A pandemic reserve of R3.1bn was established in 2020 to provide for the expected impact of Covid-19 on Liberty’s business. On December 31, 2020, the reserve amounted to R2.29bn. However, the additional death and funeral claims, adverse persistency experience and pandemic-related expenditure absorbed R1.76bn within the pandemic reserve, during the interim period.
Liberty’s actual experience for the six months to June 30, 2021, together with emerging South African population statistics, were considered when increasing the pandemic reserve at June 30, 2021, by R1.02bn. This month Standard Bank Group (SGB) had proposed to buy 100 percent of Liberty Holdings and to integrate Liberty more closely into the greater group. SBG currently owns 54 percent of Liberty.
Munro said their strategy would be to significantly enhance the quality of client and adviser experience, deliver transparent and intuitive risk and investment solutions suitable for the digital age and simplify the whole organisation.
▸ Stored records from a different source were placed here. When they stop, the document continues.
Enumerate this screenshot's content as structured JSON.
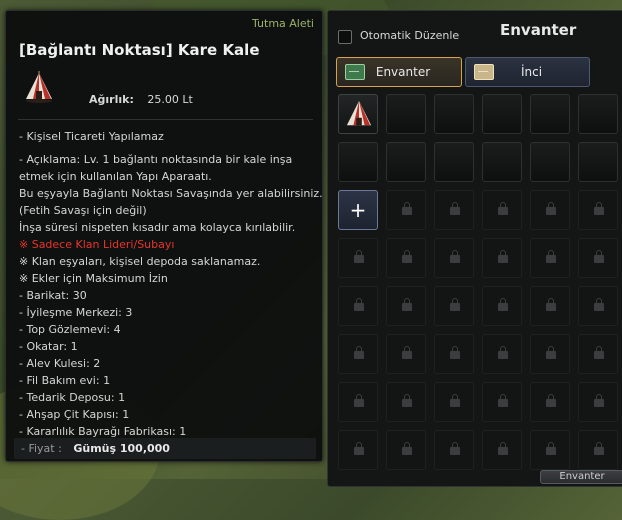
{
  "tooltip": {
    "category": "Tutma Aleti",
    "title": "[Bağlantı Noktası] Kare Kale",
    "item_icon": "tent-fortress-icon",
    "weight_label": "Ağırlık:",
    "weight_value": "25.00 Lt",
    "trade_note": "- Kişisel Ticareti Yapılamaz",
    "description": [
      "- Açıklama: Lv. 1 bağlantı noktasında bir kale inşa",
      "etmek için kullanılan Yapı Aparaatı.",
      "Bu eşyayla Bağlantı Noktası Savaşında yer alabilirsiniz.",
      "(Fetih Savaşı için değil)",
      "İnşa süresi nispeten kısadır ama kolayca kırılabilir."
    ],
    "warning_red": "※ Sadece Klan Lideri/Subayı",
    "notes": [
      "※ Klan eşyaları, kişisel depoda saklanamaz.",
      "※ Ekler için Maksimum İzin"
    ],
    "limits": [
      " - Barikat: 30",
      " - İyileşme Merkezi: 3",
      " - Top Gözlemevi: 4",
      " - Okatar: 1",
      " - Alev Kulesi: 2",
      " - Fil Bakım evi: 1",
      " - Tedarik Deposu: 1",
      " - Ahşap Çit Kapısı: 1",
      " - Kararlılık Bayrağı Fabrikası: 1"
    ],
    "price_label": "- Fiyat :",
    "price_value": "Gümüş 100,000"
  },
  "inventory": {
    "title": "Envanter",
    "auto_sort_label": "Otomatik Düzenle",
    "auto_sort_checked": false,
    "tabs": [
      {
        "label": "Envanter",
        "icon": "green-bag-icon",
        "active": true
      },
      {
        "label": "İnci",
        "icon": "pearl-bag-icon",
        "active": false
      }
    ],
    "expand_symbol": "+",
    "bottom_button_label": "Envanter"
  },
  "colors": {
    "accent_gold": "#d8a24c",
    "category_green": "#9bb36a",
    "warning_red": "#e8342a"
  }
}
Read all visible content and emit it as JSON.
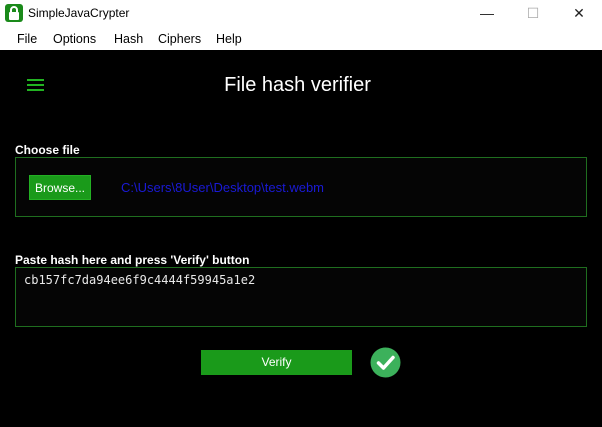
{
  "window": {
    "title": "SimpleJavaCrypter",
    "minimize_symbol": "—",
    "maximize_symbol": "☐",
    "close_symbol": "✕"
  },
  "menu": [
    {
      "label": "File"
    },
    {
      "label": "Options"
    },
    {
      "label": "Hash"
    },
    {
      "label": "Ciphers"
    },
    {
      "label": "Help"
    }
  ],
  "page": {
    "title": "File hash verifier"
  },
  "choose_file": {
    "label": "Choose file",
    "browse_label": "Browse...",
    "path": "C:\\Users\\8User\\Desktop\\test.webm"
  },
  "hash": {
    "label": "Paste hash here and press 'Verify' button",
    "value": "cb157fc7da94ee6f9c4444f59945a1e2"
  },
  "verify": {
    "label": "Verify",
    "status_icon": "check-circle-icon"
  },
  "colors": {
    "accent": "#1a9a1a",
    "background": "#000000",
    "path_text": "#1a1ad6"
  }
}
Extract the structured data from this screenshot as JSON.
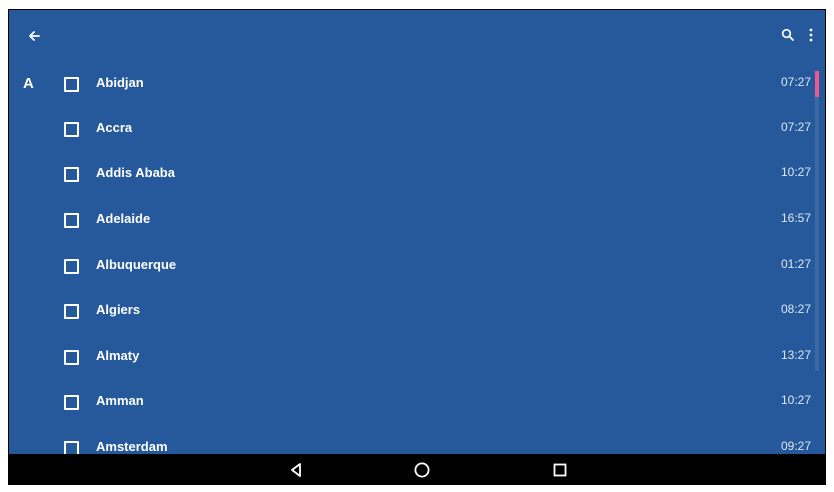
{
  "icons": {
    "back": "arrow-left-icon",
    "search": "search-icon",
    "menu": "more-vertical-icon",
    "nav_back": "triangle-back-icon",
    "nav_home": "circle-home-icon",
    "nav_recent": "square-recents-icon"
  },
  "colors": {
    "background": "#26589c",
    "accent": "#ea5a8c",
    "text": "#ffffff"
  },
  "list": {
    "section_letter": "A",
    "rows": [
      {
        "city": "Abidjan",
        "time": "07:27"
      },
      {
        "city": "Accra",
        "time": "07:27"
      },
      {
        "city": "Addis Ababa",
        "time": "10:27"
      },
      {
        "city": "Adelaide",
        "time": "16:57"
      },
      {
        "city": "Albuquerque",
        "time": "01:27"
      },
      {
        "city": "Algiers",
        "time": "08:27"
      },
      {
        "city": "Almaty",
        "time": "13:27"
      },
      {
        "city": "Amman",
        "time": "10:27"
      },
      {
        "city": "Amsterdam",
        "time": "09:27"
      }
    ]
  }
}
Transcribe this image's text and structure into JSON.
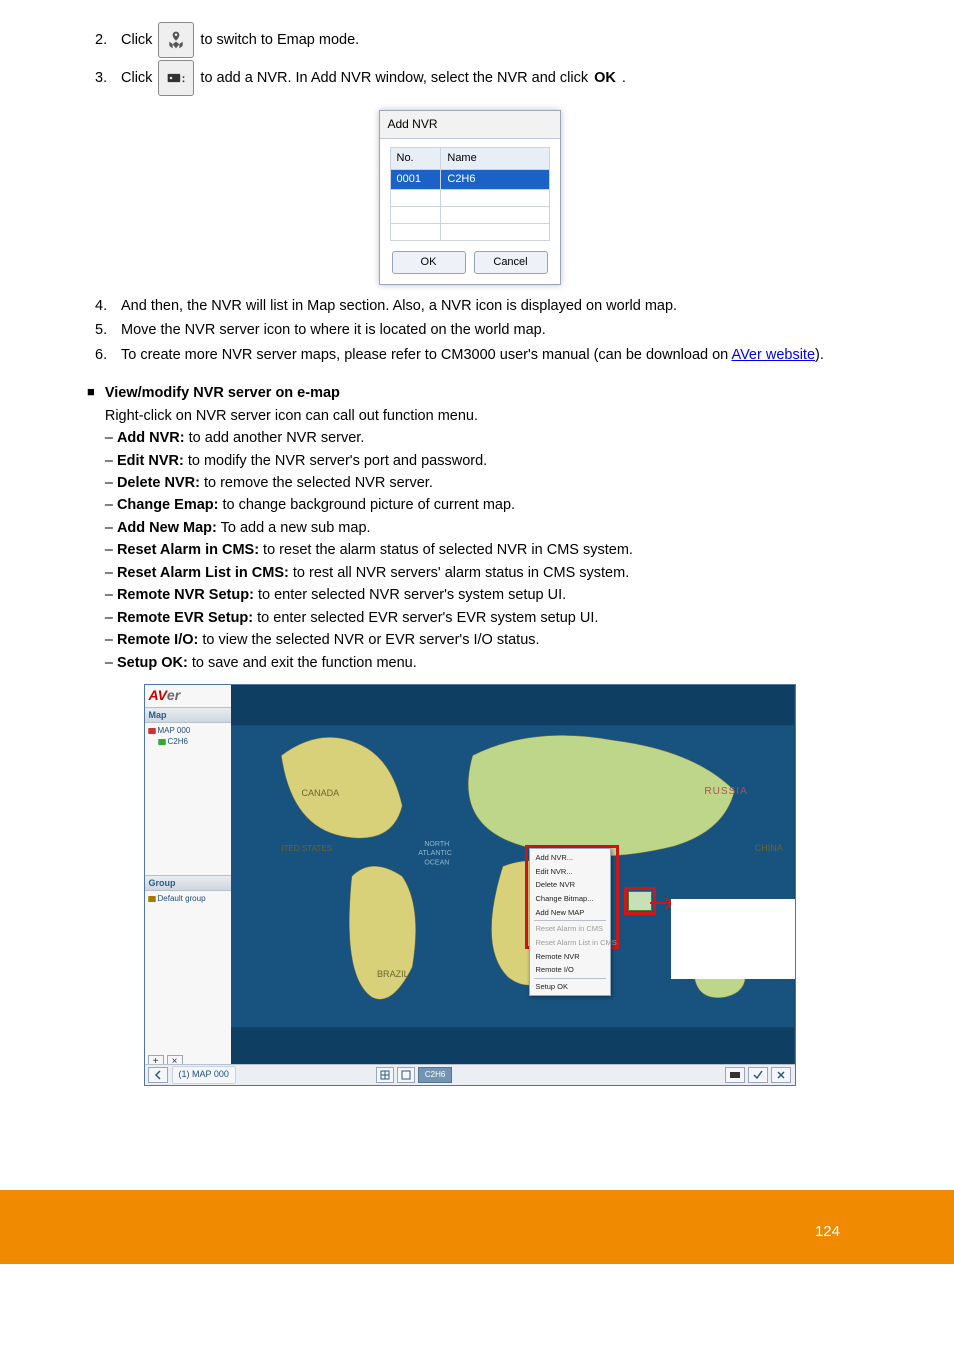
{
  "steps": {
    "s2": {
      "num": "2.",
      "a": "Click",
      "b": "to switch to Emap mode."
    },
    "s3": {
      "num": "3.",
      "a": "Click",
      "b": "to add a NVR. In Add NVR window, select the NVR and click",
      "c": "OK",
      "d": "."
    },
    "s4": {
      "num": "4.",
      "a": "And then, the NVR will list in Map section. Also, a NVR icon is displayed on world map."
    },
    "s5": {
      "num": "5.",
      "a": "Move the NVR server icon to where it is located on the world map."
    },
    "s6": {
      "num": "6.",
      "a": "To create more NVR server maps, please refer to CM3000 user's manual (can be download on",
      "link_text": "AVer website",
      "b": ")."
    }
  },
  "dlg": {
    "title": "Add NVR",
    "th_no": "No.",
    "th_name": "Name",
    "row_no": "0001",
    "row_name": "C2H6",
    "ok": "OK",
    "cancel": "Cancel"
  },
  "sect": {
    "title": "View/modify NVR server on e-map",
    "intro": "Right-click on NVR server icon can call out function menu.",
    "items": {
      "add_nvr": "**Add NVR:** to add another NVR server.",
      "edit_nvr": "**Edit NVR:** to modify the NVR server's port and password.",
      "del_nvr": "**Delete NVR:** to remove the selected NVR server.",
      "chg_emap": "**Change Emap:** to change background picture of current map.",
      "add_map": "**Add New Map:** To add a new sub map.",
      "reset_cms": "**Reset Alarm in CMS:** to reset the alarm status of selected NVR in CMS system.",
      "reset_list": "**Reset Alarm List in CMS:** to rest all NVR servers' alarm status in CMS system.",
      "remote_nvr": "**Remote NVR Setup:** to enter selected NVR server's system setup UI.",
      "remote_evr": "**Remote EVR Setup:** to enter selected EVR server's EVR system setup UI.",
      "remote_io": "**Remote I/O:** to view the selected NVR or EVR server's I/O status.",
      "setup_ok": "**Setup OK:** to save and exit the function menu."
    }
  },
  "map_panel": {
    "logo_a": "AV",
    "logo_b": "er",
    "hd_map": "Map",
    "hd_group": "Group",
    "tree_map": "MAP 000",
    "tree_nvr": "C2H6",
    "tree_group": "Default group",
    "bb_crumb": "(1) MAP 000",
    "bb_chip": "C2H6"
  },
  "ctx_menu": {
    "m1": "Add NVR...",
    "m2": "Edit NVR...",
    "m3": "Delete NVR",
    "m4": "Change Bitmap...",
    "m5": "Add New MAP",
    "m6": "Reset Alarm in CMS",
    "m7": "Reset Alarm List in CMS",
    "m8": "Remote NVR",
    "m9": "Remote I/O",
    "m10": "Setup OK"
  },
  "page_number": "124"
}
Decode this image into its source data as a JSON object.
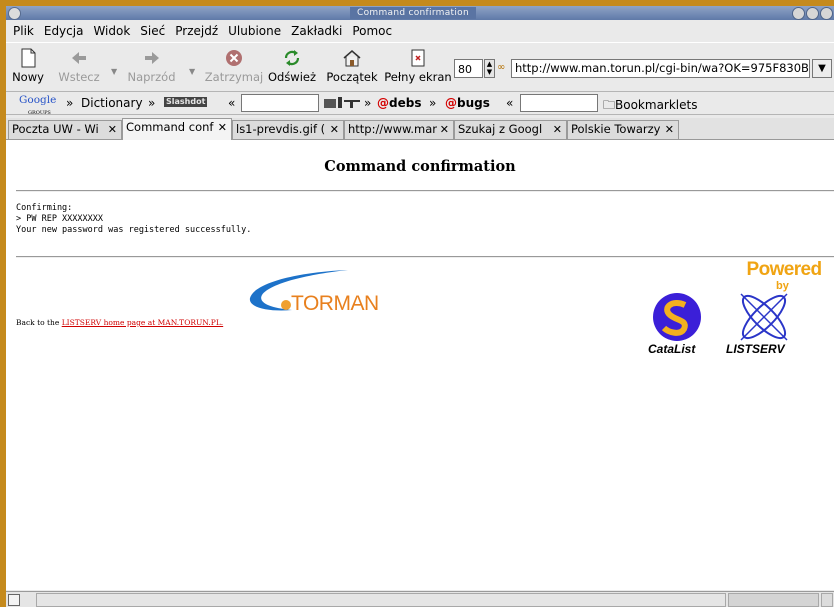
{
  "window": {
    "title": "Command confirmation"
  },
  "menu": [
    "Plik",
    "Edycja",
    "Widok",
    "Sieć",
    "Przejdź",
    "Ulubione",
    "Zakładki",
    "Pomoc"
  ],
  "toolbar": {
    "new": "Nowy",
    "back": "Wstecz",
    "forward": "Naprzód",
    "stop": "Zatrzymaj",
    "reload": "Odśwież",
    "home": "Początek",
    "fullscreen": "Pełny ekran",
    "zoom": "80",
    "url": "http://www.man.torun.pl/cgi-bin/wa?OK=975F830B"
  },
  "bookmarks": {
    "google_logo": "Google",
    "google_sub": "GROUPS",
    "dictionary": "Dictionary",
    "slashdot": "Slashdot",
    "debs": "debs",
    "bugs": "bugs",
    "bookmarklets": "Bookmarklets"
  },
  "tabs": [
    {
      "label": "Poczta UW - Wi"
    },
    {
      "label": "Command conf"
    },
    {
      "label": "ls1-prevdis.gif ("
    },
    {
      "label": "http://www.mar"
    },
    {
      "label": "Szukaj z Googl"
    },
    {
      "label": "Polskie Towarzy"
    }
  ],
  "page": {
    "title": "Command confirmation",
    "confirm_lines": "Confirming:\n> PW REP XXXXXXXX\nYour new password was registered successfully.",
    "back_prefix": "Back to the ",
    "back_link": "LISTSERV home page at MAN.TORUN.PL.",
    "torman": "TORMAN",
    "powered": "Powered",
    "by": "by",
    "catalist": "CataList",
    "listserv": "LISTSERV"
  },
  "status": {
    "text": ""
  },
  "colors": {
    "desktop": "#c58a1d",
    "titlebar": "#6f87b4",
    "link": "#d00000",
    "powered": "#f0a413"
  }
}
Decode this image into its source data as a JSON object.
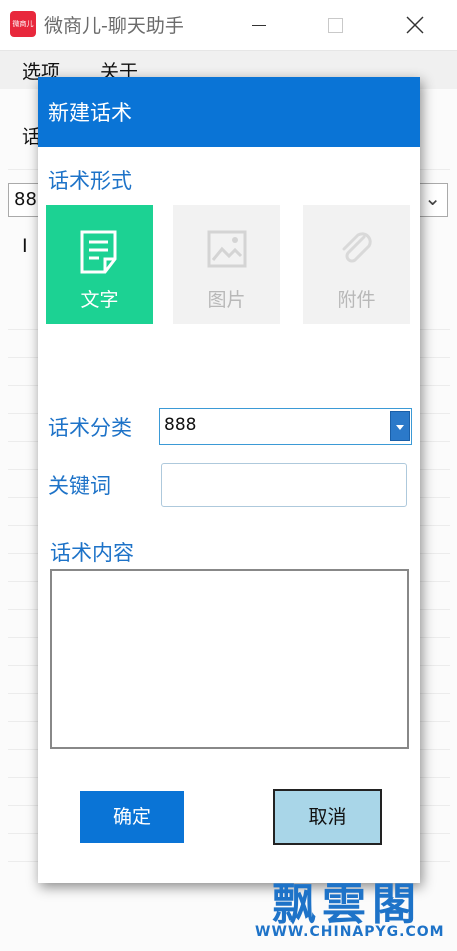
{
  "window": {
    "logo_text": "微商儿",
    "title": "微商儿-聊天助手",
    "colors": {
      "logo": "#e8283c"
    }
  },
  "menu": {
    "options": "选项",
    "about": "关于"
  },
  "background": {
    "tab_partial": "话",
    "select_partial": "88",
    "text_partial": "I"
  },
  "dialog": {
    "title": "新建话术",
    "form_label": "话术形式",
    "types": [
      {
        "label": "文字",
        "icon": "document-icon",
        "active": true
      },
      {
        "label": "图片",
        "icon": "image-icon",
        "active": false
      },
      {
        "label": "附件",
        "icon": "paperclip-icon",
        "active": false
      }
    ],
    "category_label": "话术分类",
    "category_value": "888",
    "keyword_label": "关键词",
    "keyword_value": "",
    "content_label": "话术内容",
    "content_value": "",
    "ok_label": "确定",
    "cancel_label": "取消",
    "colors": {
      "header": "#0a74d6",
      "active_type": "#1cd293",
      "label": "#1e73c8",
      "cancel_bg": "#a9d6e8"
    }
  },
  "watermark": {
    "chinese": "飘雲閣",
    "url": "WWW.CHINAPYG.COM"
  }
}
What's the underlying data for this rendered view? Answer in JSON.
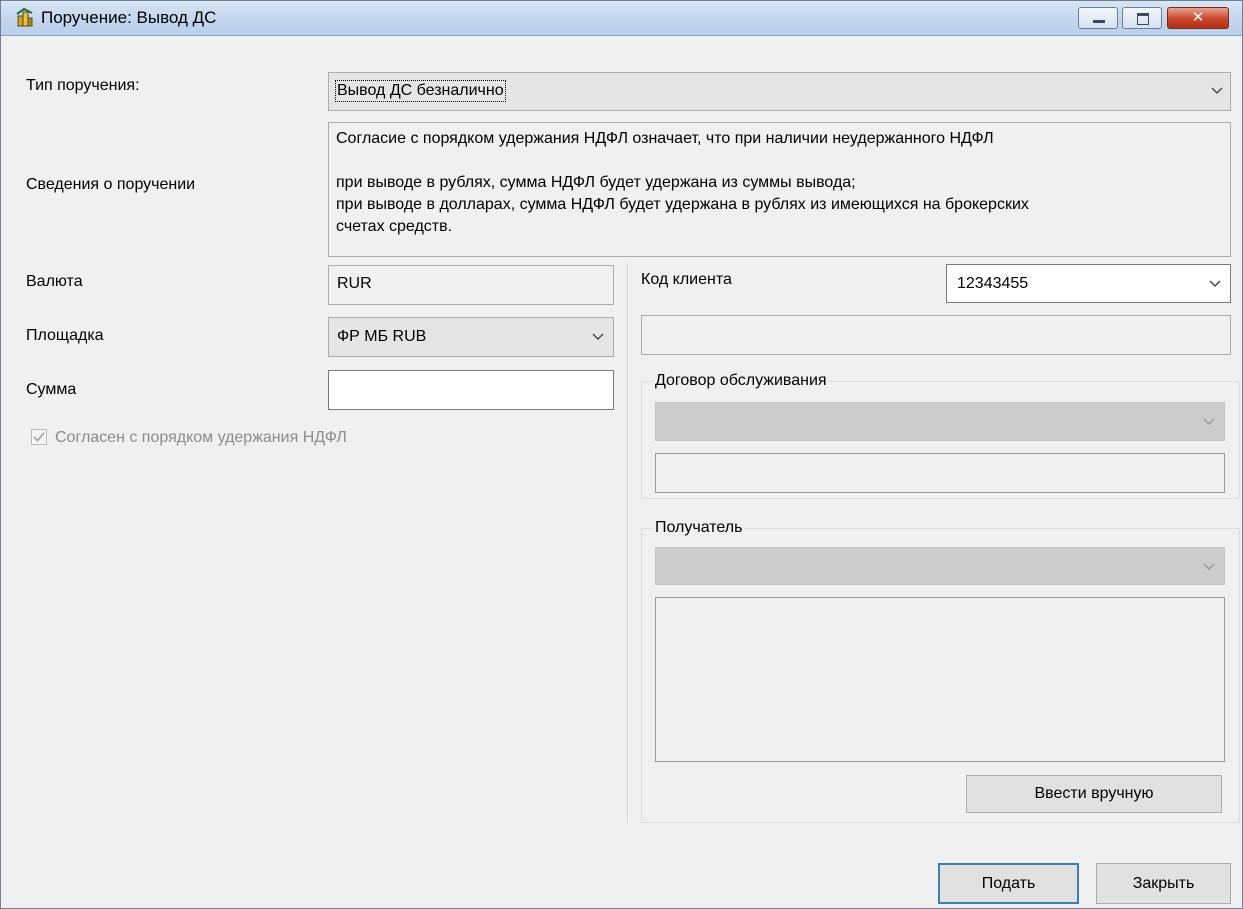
{
  "window": {
    "title": "Поручение: Вывод ДС",
    "buttons": [
      "minimize",
      "maximize",
      "close"
    ]
  },
  "form": {
    "order_type": {
      "label": "Тип поручения:",
      "value": "Вывод ДС безналично"
    },
    "info": {
      "label": "Сведения о поручении",
      "line1": "Согласие с порядком удержания НДФЛ означает, что при наличии неудержанного НДФЛ",
      "line2": "при выводе в рублях, сумма НДФЛ будет удержана из суммы вывода;",
      "line3": "при выводе в долларах, сумма НДФЛ будет удержана в рублях из имеющихся на брокерских",
      "line4": "счетах средств."
    },
    "currency": {
      "label": "Валюта",
      "value": "RUR"
    },
    "platform": {
      "label": "Площадка",
      "value": "ФР МБ RUB"
    },
    "amount": {
      "label": "Сумма",
      "value": ""
    },
    "agree": {
      "label": "Согласен с порядком удержания НДФЛ",
      "checked": true,
      "enabled": false
    },
    "client_code": {
      "label": "Код клиента",
      "value": "12343455",
      "name_value": ""
    },
    "service_contract": {
      "label": "Договор обслуживания",
      "value": "",
      "details": ""
    },
    "recipient": {
      "label": "Получатель",
      "value": "",
      "details": ""
    },
    "manual_button": "Ввести вручную"
  },
  "footer": {
    "submit": "Подать",
    "close": "Закрыть"
  }
}
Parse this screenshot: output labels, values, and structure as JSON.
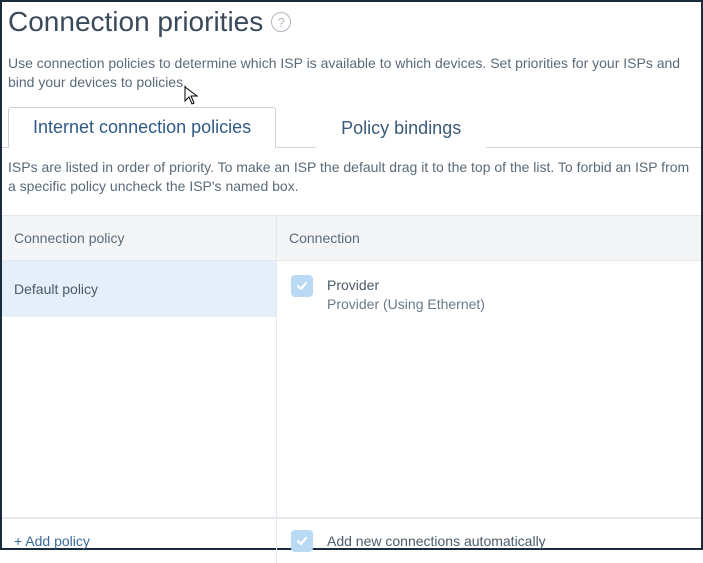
{
  "header": {
    "title": "Connection priorities",
    "help_glyph": "?",
    "intro": "Use connection policies to determine which ISP is available to which devices. Set priorities for your ISPs and bind your devices to policies."
  },
  "tabs": {
    "items": [
      {
        "label": "Internet connection policies",
        "active": true
      },
      {
        "label": "Policy bindings",
        "active": false
      }
    ],
    "description": "ISPs are listed in order of priority. To make an ISP the default drag it to the top of the list. To forbid an ISP from a specific policy uncheck the ISP's named box."
  },
  "columns": {
    "policy_header": "Connection policy",
    "connection_header": "Connection"
  },
  "policies": [
    {
      "name": "Default policy",
      "selected": true
    }
  ],
  "connections": [
    {
      "checked": true,
      "name": "Provider",
      "detail": "Provider (Using Ethernet)"
    }
  ],
  "footer": {
    "add_policy": "+ Add policy",
    "auto_add_checked": true,
    "auto_add_label": "Add new connections automatically"
  }
}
Progress on this strategy during the current period included R169m of investments to expedite the build of client and adviser engagement and investment platforms. Advice Plus was launched, a financial needs analysis tool to advisers, which had seen more than 8 000 client financial needs analysis reports had been issued since its launch in late May.
Investment solutions had been enhanced through the launch in early 2021 of the Multi-Strategy portfolio range, as well as a portfolio range launched on Stanlib's LISP, built in conjunction with Stanlib Multi-Manager. A more refined approach to pricing and risk selection, based on additional risk factors in commercial and actuarial models was introduced in the second half of 2020 and was being refined. In terms of simplification, legacy products continued to retired, while the streamlining of the SA Retail business continued.
Eighty-one products had been rationalised with more than 200 000 clients migrated to new generation products, and 31 portfolios had been rationalised with assets of R500m in respect of 4 000 clients switched into other suitable portfolios in the first half of 2021.
Group long-term insurance indexed new business of R4.28bn was 24.8 percent above the comparative period of R3.43bn. This was underpinned by a 30.9 percent increase in SA Retail indexed new business.
Liberty shares closed 0.28 percent lower at R82.90 on the JSE yesterday.